Lawsuit against Rocky council for lease dispute
A ROCKHAMPTON hospitality business is suing Rockhampton Regional Council for more than $200,000 for loss of business while he had a lease with council for a premises on Quay St.
Director Tai Lam of Mai Tai Pty Ltd, trading as Saigon Saigon by the River Restaurant and Thai Basement Restaurant and Function and Buffet Centre, began proceedings in November 2018.
There have been a series of documents filed on behalf of Mr Lam and Rockhampton Regional Council with reputes to the list of claims.
The lawsuit is mostly related to the Thai Basement Restaurant business, in Customs House on Quay St.
The statement of claim details the lease for the premises started in June 2011 and terminated in June 2016.
It said the lease renewed for a further five years, with a new termination date of June 2021.
In February 2016, Mr Lam allegedly moved his Saigon Saigon business over to Customs House.
At the time of signing the new lease for Customs House, there was allegedly no restricted parking on Quay St and customers were able to enjoy the venue without any construction noise and a peaceful environment.
The statement of claim provided by Mr Lam says he was informed on July 28, 2106, six weeks after he signed the new lease, that council was considering redeveloping the riverbank and would be closing Quay St between Denham St and William St as part of the plans.
Council however reputed he was informed in a newsletter sent out to stakeholders, including himself, on June 3, 2016.
Both parties agree Mr Lam had various communications and meetings with council staff and Mayor Margaret Strelow.
Mr Lam claims he was told the road closure would be for seven months.
He noted to council staff it would have a severe impact on his trading profitability, resulting in loss of income and affecting four full-time and four causal jobs.
He ceased all trading at Customs House in November 2016, stating "it was not financially viable to continue to trade".
The lawsuit claims loss and damages to the business of $182,520.
Another claim for $43,702.30 is to cover experts and accounts reports to estimate the loss of business data.
Another charge of $20,046.24 was added for interest.
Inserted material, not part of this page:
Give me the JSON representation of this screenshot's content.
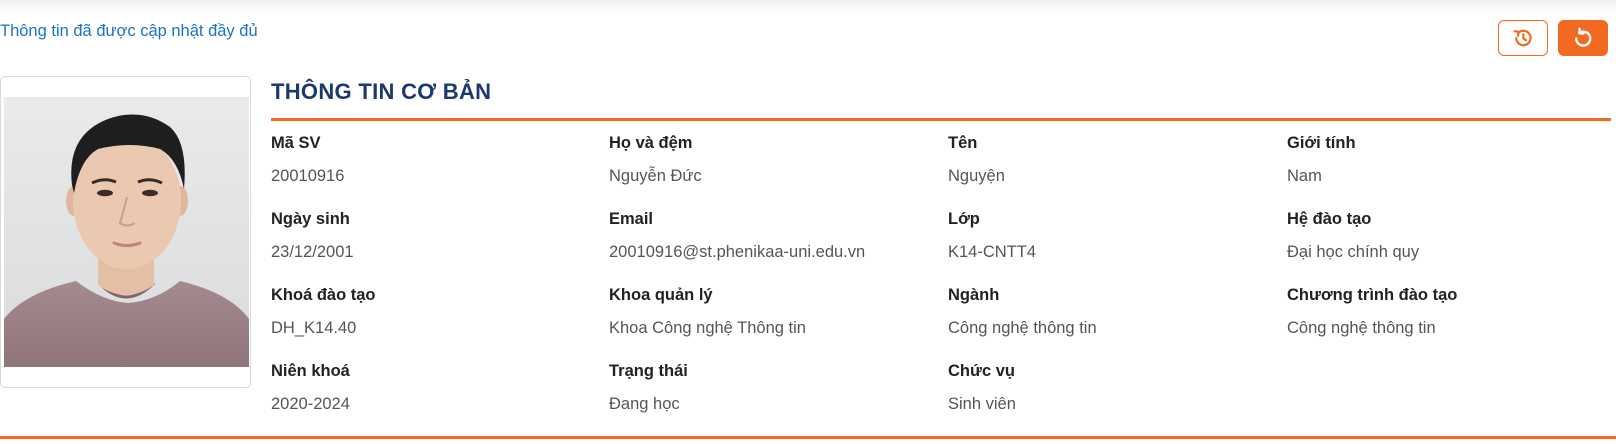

The documents state Mr Lam did not receive any compensation from council for "loss or damage suffered or caused by the nuisance and its breach of the lease".
Council has confirmed this.
The total amount filed for damages for breach of contract is for $226,222.30.
The documents back and forth between the parties argue the details of the claim.
Council's defence includes that the construction did not affect the business' night trade as construction and machinery operation ceased by 5pm each day.
Mr Lam claims he had no parking near the business but council's defence was that additional parking was made available in the Westpac carpark and signage was put up to publicise the business was still operational.
Mr Lam claims the signage was "inadequate and poorly positioned".
Council claimed they erected and maintained pedestrian access to the premises at all times while Mr Lam says the pedestrian access was "dusty, enclosed and obstructed vision of the premises to any pedestrians" and the height and nature of it obstructed the view of the river.
Council claims Mr Lam's decision to cease trading was "caused by the plaintiff's (Mr Lam) own actions by failing to take any or any reasonable action to encourage customers to continue attending the premise through advertising, social media or similar campaigns.
Council also states they do not admit the particulars of loss "on the basis the defendant (Rockhampton Regional Council) has made reasonable inquiries and remains uncertain of the truth or falsity of the allegations and requires further disclosure from the plaintiff."
The lawsuit has been filed in the Brisbane District Court and is ongoing with the last document filed on September 17, 2019.